Your strong figure pressed against mine.
Perchance it is from inside myself…

You’ve always told me I glow when I smile.
 I smile like that when I think of our future.
Your arms around me,
Softly and securely,
Make me smile like that.

We don’t need the sun here.

 

The Death of the Accordionist.

Inhalation in, exhalation out. This is how I once walked, in time with the accordionist’s apparatus. Twice every day I did pass him. A bushy halo surrounded his elliptical head, shielding whatever secrets lay below. The solemn sound reciting songs, protests and, at one time, hope. Thought not today.  The mechanically worked sound of a Bob Dylan tune carries through the streets, through the whispers and speculations of anonymous faces. “Atomic bomb”, “Spy”, “War”, “Annihilation” all create mushroom clouds of warm breath in the cold air as I wade through the crowds. Side-glancing, shady figures in dank doorways loom as the crowd moves in unison towards the tele-boards, broadcasting the lastest of the situation. Static cut through the tense, fearful air and the crowd falls deathly still.
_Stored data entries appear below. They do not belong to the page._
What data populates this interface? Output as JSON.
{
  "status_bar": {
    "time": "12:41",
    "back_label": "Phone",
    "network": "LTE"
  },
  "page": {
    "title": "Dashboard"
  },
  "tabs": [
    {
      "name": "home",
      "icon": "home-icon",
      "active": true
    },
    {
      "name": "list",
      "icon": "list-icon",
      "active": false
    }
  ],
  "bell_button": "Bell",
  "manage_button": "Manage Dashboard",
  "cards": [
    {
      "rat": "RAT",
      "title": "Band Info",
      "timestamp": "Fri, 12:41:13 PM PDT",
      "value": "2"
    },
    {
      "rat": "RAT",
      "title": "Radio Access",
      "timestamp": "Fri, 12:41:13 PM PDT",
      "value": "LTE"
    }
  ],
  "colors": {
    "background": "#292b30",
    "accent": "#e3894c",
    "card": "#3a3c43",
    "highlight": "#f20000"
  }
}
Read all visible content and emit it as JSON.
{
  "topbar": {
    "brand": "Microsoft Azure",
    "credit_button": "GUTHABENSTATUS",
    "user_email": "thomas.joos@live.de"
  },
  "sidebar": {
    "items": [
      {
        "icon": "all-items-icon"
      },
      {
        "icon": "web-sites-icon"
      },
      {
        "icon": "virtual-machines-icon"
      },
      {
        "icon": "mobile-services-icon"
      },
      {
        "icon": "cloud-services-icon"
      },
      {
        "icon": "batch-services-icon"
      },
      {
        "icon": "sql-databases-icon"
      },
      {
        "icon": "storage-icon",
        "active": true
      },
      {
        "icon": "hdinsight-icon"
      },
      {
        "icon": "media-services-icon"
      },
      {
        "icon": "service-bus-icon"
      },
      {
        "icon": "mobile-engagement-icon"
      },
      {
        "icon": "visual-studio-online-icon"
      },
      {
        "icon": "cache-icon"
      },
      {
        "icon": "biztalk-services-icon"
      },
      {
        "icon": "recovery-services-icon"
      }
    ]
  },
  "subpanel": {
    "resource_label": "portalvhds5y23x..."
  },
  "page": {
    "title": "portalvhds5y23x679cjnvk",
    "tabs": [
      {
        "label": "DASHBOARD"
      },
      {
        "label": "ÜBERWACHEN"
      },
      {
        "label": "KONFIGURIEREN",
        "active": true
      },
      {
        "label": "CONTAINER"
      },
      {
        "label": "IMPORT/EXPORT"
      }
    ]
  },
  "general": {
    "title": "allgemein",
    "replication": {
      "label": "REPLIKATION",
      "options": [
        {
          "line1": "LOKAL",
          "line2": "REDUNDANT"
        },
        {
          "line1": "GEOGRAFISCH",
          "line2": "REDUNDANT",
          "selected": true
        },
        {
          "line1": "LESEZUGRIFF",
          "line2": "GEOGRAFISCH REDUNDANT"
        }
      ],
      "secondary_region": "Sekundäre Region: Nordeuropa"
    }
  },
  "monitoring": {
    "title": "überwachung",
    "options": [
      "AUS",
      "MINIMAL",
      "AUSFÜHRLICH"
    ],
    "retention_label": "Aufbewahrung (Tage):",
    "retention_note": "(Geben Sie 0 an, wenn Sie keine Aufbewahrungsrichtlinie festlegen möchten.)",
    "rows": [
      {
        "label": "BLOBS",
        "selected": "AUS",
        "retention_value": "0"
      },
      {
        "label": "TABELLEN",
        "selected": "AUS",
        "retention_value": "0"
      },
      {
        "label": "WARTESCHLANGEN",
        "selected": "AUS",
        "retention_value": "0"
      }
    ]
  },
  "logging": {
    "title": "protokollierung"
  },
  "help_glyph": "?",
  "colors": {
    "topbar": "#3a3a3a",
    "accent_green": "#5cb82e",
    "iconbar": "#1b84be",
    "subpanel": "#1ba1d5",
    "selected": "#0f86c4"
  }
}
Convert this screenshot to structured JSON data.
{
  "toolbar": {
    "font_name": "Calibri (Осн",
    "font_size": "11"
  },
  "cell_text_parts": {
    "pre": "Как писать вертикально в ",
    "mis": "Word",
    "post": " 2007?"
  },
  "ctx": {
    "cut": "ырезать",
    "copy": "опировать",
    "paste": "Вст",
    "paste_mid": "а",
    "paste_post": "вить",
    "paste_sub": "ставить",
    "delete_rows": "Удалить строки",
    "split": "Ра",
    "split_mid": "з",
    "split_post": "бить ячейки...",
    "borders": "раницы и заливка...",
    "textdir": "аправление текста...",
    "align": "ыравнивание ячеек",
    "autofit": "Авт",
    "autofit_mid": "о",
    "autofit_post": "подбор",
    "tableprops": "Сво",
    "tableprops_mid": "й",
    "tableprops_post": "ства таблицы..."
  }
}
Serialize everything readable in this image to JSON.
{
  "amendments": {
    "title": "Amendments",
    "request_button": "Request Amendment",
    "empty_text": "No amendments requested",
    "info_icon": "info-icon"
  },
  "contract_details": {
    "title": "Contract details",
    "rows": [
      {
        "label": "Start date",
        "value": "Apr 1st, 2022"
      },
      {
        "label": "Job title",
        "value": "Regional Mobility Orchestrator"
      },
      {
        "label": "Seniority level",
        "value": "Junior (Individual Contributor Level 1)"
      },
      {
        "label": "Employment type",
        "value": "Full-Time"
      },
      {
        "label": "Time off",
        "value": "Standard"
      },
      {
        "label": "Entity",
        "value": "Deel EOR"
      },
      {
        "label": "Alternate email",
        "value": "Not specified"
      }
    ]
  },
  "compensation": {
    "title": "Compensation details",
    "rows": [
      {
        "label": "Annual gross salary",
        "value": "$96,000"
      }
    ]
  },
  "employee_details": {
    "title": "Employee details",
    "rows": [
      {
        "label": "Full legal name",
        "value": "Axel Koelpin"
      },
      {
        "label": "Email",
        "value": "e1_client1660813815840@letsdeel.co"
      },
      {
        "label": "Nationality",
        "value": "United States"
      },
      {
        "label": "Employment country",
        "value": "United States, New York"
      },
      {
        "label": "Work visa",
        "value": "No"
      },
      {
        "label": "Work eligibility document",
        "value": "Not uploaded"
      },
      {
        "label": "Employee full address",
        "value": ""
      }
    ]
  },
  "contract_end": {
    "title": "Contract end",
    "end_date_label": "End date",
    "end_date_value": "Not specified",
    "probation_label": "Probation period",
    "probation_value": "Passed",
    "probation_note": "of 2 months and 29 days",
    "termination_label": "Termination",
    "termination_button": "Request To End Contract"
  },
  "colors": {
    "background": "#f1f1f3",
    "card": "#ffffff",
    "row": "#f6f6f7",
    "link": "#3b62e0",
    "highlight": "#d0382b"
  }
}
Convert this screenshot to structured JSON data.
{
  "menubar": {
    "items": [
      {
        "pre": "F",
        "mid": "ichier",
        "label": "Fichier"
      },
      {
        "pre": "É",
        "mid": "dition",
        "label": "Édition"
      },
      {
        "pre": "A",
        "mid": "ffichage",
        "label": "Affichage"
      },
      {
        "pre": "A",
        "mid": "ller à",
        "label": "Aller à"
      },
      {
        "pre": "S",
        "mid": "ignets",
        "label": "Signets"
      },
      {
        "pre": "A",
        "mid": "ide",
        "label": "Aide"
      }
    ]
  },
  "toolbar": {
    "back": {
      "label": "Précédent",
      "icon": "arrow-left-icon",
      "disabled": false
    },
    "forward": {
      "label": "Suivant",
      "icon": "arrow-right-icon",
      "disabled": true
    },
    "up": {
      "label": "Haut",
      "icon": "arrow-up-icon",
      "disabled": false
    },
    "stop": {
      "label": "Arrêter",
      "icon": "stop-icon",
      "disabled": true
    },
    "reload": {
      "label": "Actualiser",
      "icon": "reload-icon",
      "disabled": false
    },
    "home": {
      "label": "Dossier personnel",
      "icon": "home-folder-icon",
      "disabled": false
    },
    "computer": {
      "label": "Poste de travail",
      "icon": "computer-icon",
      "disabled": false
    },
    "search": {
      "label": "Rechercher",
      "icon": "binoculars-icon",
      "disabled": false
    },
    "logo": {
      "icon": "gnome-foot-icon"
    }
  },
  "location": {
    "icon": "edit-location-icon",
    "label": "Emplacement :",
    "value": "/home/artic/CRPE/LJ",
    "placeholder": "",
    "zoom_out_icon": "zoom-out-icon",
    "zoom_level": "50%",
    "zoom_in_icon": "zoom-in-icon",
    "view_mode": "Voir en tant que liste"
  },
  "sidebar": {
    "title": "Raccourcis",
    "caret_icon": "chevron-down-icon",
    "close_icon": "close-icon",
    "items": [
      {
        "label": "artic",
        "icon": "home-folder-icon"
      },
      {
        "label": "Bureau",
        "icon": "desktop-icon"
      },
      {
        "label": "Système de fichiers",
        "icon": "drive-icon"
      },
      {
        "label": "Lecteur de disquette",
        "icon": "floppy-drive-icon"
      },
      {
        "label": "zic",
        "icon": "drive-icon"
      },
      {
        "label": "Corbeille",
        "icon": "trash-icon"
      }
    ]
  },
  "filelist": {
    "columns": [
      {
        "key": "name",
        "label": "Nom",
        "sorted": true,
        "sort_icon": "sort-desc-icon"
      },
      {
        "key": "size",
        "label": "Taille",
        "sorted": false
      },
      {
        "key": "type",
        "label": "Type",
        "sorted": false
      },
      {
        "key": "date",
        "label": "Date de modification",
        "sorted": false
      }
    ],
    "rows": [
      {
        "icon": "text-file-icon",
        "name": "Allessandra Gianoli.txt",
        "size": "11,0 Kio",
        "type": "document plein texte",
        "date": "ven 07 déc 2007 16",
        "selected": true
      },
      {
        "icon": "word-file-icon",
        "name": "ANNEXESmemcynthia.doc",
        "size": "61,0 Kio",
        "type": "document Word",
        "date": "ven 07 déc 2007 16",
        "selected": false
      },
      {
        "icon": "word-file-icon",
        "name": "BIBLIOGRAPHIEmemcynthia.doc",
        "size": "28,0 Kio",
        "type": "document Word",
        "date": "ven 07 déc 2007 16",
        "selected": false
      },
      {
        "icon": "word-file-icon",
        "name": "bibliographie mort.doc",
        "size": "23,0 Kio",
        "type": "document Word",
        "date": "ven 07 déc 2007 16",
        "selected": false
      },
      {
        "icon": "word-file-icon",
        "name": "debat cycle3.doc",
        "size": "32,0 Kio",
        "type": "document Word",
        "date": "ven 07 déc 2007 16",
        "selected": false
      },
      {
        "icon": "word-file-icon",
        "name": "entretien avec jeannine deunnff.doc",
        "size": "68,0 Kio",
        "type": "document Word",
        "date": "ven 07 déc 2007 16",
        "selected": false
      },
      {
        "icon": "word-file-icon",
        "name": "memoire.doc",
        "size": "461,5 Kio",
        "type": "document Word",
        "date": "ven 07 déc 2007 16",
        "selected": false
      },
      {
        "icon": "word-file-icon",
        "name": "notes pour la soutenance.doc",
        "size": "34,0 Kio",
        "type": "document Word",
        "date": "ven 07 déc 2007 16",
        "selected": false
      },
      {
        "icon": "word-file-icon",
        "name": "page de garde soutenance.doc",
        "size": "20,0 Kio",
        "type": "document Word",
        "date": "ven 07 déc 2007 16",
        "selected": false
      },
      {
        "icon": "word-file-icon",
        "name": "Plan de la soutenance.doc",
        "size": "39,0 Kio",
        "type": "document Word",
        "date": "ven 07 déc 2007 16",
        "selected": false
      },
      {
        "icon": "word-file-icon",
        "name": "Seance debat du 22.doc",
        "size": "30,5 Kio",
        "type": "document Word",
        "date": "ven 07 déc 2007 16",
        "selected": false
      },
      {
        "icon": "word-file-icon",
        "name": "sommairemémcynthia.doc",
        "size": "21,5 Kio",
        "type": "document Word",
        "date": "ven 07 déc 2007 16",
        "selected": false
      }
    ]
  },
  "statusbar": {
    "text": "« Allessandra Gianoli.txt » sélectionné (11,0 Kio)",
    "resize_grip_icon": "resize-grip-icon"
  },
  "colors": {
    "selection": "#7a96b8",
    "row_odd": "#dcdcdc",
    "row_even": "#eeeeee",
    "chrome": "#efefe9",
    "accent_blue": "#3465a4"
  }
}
This is the beginning of a piece I have created and is based on the atmosphere and the tension of the Cold War period. I’ve set it in a pre-apocalyptic setting which could work as a prequel to the works of Ray Bradbury, especially There Will Come Soft Rains, and another story “If I Forget Thee, Oh Earth” by Arthur C. Clarke. It reflects a time that permeates anxiety and trust-less despair.